Our findings contribute to a growing literature on the economic consequences of basket or index-linked products. The rapid increase in index-linked products in recent years has attracted the attention of investors, regulators, and financial researchers. Adopting key insights from information economics, we present empirical evidence on how incentives in the market for information can affect pricing in the market for the underlying securities. Our results suggest that ETF ownership can lead to increased trading costs for market participants, with further consequences for the amount of firm-specific information that is incorporated into stock prices.

These findings highlight the link between information costs and market pricing efficiency. Lee and So (2015) argue that the study of market efficiency involves the analysis of a joint equilibrium in which supply must equal demand in the market for information about the underlying security as well as in the market for the security itself.
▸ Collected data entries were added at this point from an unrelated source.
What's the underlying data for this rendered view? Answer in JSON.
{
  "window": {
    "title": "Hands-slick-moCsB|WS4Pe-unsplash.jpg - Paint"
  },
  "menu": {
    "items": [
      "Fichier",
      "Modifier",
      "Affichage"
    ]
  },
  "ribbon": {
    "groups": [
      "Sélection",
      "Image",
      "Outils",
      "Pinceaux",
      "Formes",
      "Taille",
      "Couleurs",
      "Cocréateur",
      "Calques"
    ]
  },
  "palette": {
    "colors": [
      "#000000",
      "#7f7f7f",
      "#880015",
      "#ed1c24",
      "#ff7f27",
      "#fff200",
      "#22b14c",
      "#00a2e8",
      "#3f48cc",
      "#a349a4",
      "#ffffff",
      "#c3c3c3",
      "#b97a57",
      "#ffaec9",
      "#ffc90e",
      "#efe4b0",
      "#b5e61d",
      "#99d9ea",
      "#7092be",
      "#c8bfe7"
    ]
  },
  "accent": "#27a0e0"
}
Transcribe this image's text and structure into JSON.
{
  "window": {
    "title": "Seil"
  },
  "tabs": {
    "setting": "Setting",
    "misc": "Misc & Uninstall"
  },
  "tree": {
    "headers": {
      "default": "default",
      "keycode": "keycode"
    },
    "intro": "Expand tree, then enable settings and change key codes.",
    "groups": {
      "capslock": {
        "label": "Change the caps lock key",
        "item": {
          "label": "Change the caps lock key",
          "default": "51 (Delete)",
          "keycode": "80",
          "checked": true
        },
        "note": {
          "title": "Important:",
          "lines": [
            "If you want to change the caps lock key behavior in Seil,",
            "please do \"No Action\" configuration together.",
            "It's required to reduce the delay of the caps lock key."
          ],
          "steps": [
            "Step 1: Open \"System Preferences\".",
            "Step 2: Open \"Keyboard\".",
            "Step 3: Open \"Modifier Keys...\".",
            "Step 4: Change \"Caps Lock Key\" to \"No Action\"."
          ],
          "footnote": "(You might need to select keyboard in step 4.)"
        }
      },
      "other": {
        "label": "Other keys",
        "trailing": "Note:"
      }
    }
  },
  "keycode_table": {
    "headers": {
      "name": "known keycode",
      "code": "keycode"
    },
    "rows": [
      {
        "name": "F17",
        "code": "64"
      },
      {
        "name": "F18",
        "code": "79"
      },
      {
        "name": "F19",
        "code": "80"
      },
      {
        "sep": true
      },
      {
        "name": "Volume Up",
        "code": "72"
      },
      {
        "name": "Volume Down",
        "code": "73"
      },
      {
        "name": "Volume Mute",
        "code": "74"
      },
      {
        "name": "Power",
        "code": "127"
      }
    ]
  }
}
In the same spirit, Pedersen (2015) argues that financial markets are “efficiently inefficient”—that is, markets are “inefficient enough that money managers can be compensated for their costs through the profits of their trading strategies, and efficient enough that the profits after costs do not encourage additional active investing.” Our study provides support for this view of market efficiency, and our main findings bring into sharp relief the close relationship between the market for stocks and the market for information about these stocks.

It is useful to remind ourselves of an important caveat imposed by our research design. While we have demonstrated an association between lagged changes in ETF ownership and changes in firms’ trading costs and pricing efficiency, this association alone does not imply causality. Both the changes in ETF ownership and the subsequent changes in other firm characteristics may be due to another, yet unidentified, latent variable. We cannot think of a good candidate, but our inability to do so does not preclude its existence. At a minimum, we have documented a set of empirical findings that are broadly consistent with an information-based explanation, which future researchers seeking an alternative explanation should address.

It is also important to interpret our findings in context. Our evidence suggests the growth of ETFs may have (unintended) long-run consequences for the pricing efficiency of the underlying securities. However, ETFs are clearly an important development in financial markets, which have brought many well-documented benefits to investors. We have not conducted a welfare analysis, and our findings should not be construed an indictment against these funds. Rather, we view these findings as yet another reminder that the informational efficiency of financial markets is not, after all, a free good.